A New Measurements-Based Approach to Machine Learning
A New Measurements-Based Approach to Machine Learning

Abstract: 

Every field of science and engineering starts with measurements. ​To quote Siddhartha Mukherjee in The Emperor of All Maladies, ""Science begins with counting. To understand a phenomenon, a scientist must first describe it; to describe it objectively, he must first measure it.""
Unfortunately, when working on supervised machine learning problems, modern data science experts rely more on computation (let's throw more GPUs at the problem) and guesswork (let's see if we can modify Alexnet for our specific problem) than on any kind of engineering measurements. This is because, until now, no one has developed an effective framework for measuring the information density (learnability) of the data sets that underlie all machine learning models.
In this talk, we will discuss an entirely new and different approach to supervised machine learning - one that is rooted in measurements. We will explain how this new approach (which is actually as old as science itself) can be used to solve difficult machine learning problems, many of which have previously been out of reach.
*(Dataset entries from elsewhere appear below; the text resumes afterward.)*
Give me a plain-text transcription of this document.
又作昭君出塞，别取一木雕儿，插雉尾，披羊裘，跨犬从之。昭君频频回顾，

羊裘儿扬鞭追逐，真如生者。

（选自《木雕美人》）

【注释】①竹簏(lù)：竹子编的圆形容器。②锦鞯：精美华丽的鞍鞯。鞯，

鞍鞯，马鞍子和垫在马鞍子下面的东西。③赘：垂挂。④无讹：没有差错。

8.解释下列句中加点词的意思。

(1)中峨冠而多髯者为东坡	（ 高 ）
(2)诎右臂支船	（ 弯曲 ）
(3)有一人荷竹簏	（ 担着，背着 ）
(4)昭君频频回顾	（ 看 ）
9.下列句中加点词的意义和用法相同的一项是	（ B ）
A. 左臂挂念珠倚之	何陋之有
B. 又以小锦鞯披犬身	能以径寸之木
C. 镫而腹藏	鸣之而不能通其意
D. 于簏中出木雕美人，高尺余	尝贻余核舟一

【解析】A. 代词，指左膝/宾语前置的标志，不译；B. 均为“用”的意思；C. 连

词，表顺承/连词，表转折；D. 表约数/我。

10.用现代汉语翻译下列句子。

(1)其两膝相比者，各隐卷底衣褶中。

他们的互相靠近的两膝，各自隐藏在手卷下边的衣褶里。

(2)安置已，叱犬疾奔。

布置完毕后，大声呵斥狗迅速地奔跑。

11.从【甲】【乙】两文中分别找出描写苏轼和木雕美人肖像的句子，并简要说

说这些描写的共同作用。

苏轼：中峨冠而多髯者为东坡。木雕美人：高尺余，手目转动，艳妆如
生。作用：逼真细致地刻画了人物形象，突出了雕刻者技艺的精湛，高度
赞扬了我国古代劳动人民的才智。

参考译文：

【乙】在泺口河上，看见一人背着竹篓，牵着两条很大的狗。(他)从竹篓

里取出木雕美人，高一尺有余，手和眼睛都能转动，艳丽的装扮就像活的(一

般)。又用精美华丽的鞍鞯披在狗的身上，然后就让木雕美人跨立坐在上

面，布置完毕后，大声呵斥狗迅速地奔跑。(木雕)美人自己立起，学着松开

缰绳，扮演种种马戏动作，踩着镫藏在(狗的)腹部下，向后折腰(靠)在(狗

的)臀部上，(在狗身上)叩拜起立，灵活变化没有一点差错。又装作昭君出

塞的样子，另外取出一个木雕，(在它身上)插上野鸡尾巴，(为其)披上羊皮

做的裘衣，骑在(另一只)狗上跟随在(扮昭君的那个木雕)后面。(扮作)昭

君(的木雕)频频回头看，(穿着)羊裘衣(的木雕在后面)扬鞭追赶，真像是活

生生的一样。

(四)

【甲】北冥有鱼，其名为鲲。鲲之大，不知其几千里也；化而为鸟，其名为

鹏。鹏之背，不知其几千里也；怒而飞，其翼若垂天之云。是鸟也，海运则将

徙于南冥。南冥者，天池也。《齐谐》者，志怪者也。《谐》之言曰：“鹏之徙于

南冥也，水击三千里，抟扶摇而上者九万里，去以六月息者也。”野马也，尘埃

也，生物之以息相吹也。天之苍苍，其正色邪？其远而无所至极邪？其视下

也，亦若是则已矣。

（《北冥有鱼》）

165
We will explain the fundamentals of how measurements-based machine learning works, and also explore how the approach can be applied to solve real-world problems in bioinformatics and other fields.
This measurements-based approach builds on the work of Claude Shannon, John Hopfield, and David MacKay. It incorporates techniques from statistical mechanics, information theory and computer science. The theory and practice of the approach is explained in this paper (https://arxiv.org/abs/1810.02328), and in this YouTube lecture (https://www.youtube.com/watch?v=UZ5vhqDKyrY), both of which would be helpful background material to absorb before joining the webinar.

Bio: 

Dr. Gerald Friedland is the CTO of Brainome, Inc and is also teaching as an adjunct professor in the Electrical Engineering and Computer Sciences department of UC Berkeley. Before that, Dr. Friedland was at Lawrence Livermore National Lab and the International Computer Science Institute in Berkeley. Dr. Friedland's work is primarily in the areas of signal processing and machine learning. Dr. Friedland has published more than 250 peer-reviewed articles in conferences, journals, and 3 books. Dr. Friedland received his doctorate (summa cum laude) in computer science from Freie Universitaet Berlin, Germany, in 2006.